Asked what he would tell ardently pro-EU members concerned about Brexit, he said: “I’d say that I’m a pro-European. And I’d say that we’re a pro-European party. That isn’t changing. And by the way, the other thing we can’t change is parliamentary arithmetic.

“And so what is the challenge now? The challenge is to show that the progressives in British politics are on people’s side.

“We are in a bit of a bind. We’ve had three very poor election results, very disappointing, in five years. I’ve got to rebuild the Liberal Democrats. And I’m not going to be diverted and distracted like we were on Brexit. I’m going to focus on rebuilding the Liberal Democrats.”


Davey has made the Lib Dems the voice of Britain’s disabled people, often worse-affected by the pandemic.


However, his stance is already being challenged by members.
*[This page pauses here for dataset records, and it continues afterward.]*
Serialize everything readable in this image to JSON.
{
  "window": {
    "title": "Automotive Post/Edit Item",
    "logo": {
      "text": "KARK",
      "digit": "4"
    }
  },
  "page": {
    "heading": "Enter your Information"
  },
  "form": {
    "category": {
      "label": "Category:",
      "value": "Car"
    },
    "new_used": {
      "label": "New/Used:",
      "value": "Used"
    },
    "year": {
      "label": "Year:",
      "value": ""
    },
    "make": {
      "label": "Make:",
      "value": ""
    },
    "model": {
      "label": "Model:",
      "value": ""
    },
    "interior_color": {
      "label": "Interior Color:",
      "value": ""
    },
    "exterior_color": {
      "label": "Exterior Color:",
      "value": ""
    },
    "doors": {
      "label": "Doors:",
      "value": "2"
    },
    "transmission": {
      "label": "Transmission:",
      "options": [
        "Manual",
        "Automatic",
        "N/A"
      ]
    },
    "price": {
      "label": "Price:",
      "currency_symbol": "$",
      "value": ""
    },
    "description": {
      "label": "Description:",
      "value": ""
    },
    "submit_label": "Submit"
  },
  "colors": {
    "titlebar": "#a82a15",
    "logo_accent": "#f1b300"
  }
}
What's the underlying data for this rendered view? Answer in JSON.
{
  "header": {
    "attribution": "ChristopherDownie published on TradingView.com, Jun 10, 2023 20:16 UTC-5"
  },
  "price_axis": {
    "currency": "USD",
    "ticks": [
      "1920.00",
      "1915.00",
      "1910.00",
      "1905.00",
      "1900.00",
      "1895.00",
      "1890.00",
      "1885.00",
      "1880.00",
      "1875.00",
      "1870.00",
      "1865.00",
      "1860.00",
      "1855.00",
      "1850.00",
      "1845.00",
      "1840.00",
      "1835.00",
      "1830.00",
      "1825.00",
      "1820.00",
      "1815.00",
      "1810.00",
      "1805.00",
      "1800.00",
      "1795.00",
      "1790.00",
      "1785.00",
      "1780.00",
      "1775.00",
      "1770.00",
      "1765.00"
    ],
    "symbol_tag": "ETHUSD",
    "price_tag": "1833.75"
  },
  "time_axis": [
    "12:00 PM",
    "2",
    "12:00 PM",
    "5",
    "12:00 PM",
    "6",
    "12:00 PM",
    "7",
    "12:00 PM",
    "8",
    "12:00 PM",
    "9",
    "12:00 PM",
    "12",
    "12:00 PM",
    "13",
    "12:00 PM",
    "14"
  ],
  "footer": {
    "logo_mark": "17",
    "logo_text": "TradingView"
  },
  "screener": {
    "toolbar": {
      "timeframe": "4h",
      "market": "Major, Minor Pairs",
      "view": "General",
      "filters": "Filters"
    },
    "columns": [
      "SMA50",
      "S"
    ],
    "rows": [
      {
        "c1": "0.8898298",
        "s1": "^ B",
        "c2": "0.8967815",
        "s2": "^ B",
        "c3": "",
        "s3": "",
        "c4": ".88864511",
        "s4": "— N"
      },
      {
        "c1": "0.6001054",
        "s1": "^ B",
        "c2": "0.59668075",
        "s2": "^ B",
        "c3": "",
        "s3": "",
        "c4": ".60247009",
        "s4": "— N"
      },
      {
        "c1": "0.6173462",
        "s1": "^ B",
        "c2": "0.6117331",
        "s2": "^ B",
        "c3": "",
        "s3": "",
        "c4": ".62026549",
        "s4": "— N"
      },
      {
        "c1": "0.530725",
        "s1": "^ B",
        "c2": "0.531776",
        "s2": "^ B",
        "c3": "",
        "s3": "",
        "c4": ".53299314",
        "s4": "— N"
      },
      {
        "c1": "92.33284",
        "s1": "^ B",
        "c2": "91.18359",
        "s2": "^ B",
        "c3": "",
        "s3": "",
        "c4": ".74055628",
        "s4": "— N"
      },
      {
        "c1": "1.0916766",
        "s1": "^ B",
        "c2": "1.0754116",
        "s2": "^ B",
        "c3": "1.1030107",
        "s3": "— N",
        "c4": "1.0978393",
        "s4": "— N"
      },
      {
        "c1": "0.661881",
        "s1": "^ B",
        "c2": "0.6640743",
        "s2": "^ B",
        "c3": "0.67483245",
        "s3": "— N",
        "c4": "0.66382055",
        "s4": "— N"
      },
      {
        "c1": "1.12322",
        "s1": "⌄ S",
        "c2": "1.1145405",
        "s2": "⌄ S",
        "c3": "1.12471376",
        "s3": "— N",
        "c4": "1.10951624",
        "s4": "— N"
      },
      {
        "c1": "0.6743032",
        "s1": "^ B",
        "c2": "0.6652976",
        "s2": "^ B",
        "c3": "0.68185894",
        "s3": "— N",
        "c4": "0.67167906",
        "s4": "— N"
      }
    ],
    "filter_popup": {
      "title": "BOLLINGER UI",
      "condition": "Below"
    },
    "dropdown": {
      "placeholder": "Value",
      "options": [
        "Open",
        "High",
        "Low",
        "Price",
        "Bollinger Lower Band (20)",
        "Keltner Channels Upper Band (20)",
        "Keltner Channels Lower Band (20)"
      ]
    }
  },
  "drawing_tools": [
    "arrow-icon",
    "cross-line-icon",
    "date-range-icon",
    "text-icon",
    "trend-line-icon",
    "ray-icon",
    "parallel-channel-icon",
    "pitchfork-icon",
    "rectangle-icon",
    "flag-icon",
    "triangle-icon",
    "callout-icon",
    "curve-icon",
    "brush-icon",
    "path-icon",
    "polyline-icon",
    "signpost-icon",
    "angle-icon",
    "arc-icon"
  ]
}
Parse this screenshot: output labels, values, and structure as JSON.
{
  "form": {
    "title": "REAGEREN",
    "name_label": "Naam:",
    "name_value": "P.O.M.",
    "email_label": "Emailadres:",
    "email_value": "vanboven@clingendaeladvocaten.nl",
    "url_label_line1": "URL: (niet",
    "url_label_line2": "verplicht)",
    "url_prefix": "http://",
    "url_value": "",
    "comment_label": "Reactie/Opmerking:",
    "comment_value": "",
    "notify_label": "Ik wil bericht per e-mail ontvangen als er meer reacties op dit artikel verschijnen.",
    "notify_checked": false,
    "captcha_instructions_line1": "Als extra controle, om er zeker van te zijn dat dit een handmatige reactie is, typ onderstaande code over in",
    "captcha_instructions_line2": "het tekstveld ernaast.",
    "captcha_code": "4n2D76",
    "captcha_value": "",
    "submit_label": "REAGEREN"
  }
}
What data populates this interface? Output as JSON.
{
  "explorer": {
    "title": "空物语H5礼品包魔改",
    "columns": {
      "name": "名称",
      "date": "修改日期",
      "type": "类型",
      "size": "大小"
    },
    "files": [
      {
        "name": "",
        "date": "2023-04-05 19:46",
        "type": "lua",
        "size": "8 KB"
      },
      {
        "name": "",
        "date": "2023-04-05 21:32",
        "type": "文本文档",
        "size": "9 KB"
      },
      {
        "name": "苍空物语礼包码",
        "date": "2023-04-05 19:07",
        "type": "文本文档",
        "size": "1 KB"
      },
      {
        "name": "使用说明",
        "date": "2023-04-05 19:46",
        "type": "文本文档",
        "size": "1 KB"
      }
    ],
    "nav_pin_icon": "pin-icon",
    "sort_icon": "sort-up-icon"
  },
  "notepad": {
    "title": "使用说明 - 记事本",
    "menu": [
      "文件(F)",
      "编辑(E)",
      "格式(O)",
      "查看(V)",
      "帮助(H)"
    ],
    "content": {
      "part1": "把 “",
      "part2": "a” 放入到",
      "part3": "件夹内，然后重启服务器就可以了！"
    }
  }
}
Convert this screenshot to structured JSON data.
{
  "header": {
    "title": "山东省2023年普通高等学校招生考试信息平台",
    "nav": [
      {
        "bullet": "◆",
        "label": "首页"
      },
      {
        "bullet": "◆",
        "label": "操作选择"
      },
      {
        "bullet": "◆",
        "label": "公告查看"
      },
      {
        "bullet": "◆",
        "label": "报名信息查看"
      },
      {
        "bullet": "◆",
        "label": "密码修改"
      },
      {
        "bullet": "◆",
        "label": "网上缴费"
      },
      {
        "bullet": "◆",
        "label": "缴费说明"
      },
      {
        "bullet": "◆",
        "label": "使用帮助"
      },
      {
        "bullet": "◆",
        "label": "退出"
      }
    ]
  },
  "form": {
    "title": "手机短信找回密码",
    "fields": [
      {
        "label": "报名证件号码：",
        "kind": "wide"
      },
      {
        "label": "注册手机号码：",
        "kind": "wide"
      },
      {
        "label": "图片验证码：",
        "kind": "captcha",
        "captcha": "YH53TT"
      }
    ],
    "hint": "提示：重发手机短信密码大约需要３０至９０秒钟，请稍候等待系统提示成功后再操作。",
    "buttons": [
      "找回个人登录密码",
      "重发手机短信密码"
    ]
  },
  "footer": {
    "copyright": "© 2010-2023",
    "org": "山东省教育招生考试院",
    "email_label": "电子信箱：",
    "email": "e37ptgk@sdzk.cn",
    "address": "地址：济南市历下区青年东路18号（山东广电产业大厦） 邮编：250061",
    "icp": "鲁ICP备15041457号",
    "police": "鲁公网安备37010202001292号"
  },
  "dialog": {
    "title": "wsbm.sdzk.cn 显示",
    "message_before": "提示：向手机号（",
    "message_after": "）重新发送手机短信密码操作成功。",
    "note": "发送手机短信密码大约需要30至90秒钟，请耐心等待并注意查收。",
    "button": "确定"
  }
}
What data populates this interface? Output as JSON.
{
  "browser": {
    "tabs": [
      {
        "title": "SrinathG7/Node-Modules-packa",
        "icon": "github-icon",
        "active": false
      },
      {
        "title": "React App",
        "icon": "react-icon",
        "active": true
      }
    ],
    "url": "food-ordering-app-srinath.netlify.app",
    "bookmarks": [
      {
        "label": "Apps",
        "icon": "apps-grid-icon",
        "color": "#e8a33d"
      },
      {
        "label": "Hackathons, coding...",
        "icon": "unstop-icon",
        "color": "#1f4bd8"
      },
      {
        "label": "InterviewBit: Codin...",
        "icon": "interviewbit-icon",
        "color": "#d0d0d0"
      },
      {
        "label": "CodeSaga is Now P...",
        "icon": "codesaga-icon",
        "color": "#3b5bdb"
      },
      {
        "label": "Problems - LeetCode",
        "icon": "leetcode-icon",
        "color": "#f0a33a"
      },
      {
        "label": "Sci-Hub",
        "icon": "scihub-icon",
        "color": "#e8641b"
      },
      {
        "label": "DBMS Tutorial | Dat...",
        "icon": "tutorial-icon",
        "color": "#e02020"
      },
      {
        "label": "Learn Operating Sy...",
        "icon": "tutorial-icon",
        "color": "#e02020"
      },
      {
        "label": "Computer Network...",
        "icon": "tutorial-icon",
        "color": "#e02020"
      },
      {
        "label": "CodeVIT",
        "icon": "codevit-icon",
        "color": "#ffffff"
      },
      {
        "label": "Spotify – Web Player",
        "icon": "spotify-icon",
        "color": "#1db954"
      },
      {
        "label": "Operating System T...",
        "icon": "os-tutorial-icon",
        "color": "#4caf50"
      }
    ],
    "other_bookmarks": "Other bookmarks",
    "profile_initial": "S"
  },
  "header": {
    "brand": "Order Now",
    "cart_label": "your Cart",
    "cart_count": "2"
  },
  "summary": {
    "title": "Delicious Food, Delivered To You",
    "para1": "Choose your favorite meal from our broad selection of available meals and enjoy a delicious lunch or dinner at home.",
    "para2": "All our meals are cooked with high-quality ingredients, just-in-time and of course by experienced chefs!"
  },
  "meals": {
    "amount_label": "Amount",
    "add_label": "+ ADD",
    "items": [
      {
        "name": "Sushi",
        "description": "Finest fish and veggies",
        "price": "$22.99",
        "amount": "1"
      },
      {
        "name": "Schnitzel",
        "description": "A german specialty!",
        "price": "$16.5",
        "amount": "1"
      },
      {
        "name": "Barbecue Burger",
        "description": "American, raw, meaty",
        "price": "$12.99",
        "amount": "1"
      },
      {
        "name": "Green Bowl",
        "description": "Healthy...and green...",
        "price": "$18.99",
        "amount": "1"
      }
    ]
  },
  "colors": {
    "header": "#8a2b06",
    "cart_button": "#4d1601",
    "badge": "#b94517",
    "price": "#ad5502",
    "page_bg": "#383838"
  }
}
About 700 are said to have signed up to a conference motion to back rejoining the EU “preferably within 10 years”. A similar motion calling on the party to back EU membership in principle will be voted on at the virtual gathering.

Davey, who has set out to make the Lib Dems the voice of Britain’s carers, accused the government of damaging the rights of disabled people with its coronavirus laws. He revealed his MPs would vote against the renewal of the coronavirus legislation this week unless the rights of the disabled were protected. The Coronavirus Act relieves councils of some of their legal obligations to provide care should they feel the need to do so in order to cope with the pandemic.

“There’s some evidence showing that the pandemic has been hitting disabled people disproportionately,” said Davey, who has a disabled son and cared for his mother as a teenager.

“This is a time when they need more care, not less. I can’t stand by, the Liberal Democrats will not stand by, to see disabled people lose their rights, lose the care they need, when they need it the most.”

Asked how he now wanted voters to regard the Lib Dems, Davey repeated his leadership election priorities of “a greener economy and a fairer society in a more caring country”. However, the party had to “take some time” in trying to work out what voters are saying. “We’ve got to be humble enough to realise that we weren’t getting our message over.”

Davey said the departure of Jeremy Corbyn as Labour leader would help the Lib Dem revival in seats where it was competing against the Tories. He said the fear of a Corbyn government had hindered the party at the last election. “Corbyn was not helpful to us in our key marginals with the Tories. And the only way we’re going to get Johnson out of No 10 is if Liberal Democrats win more Tory seats, and I’m determined we win many more seats off the Tories.”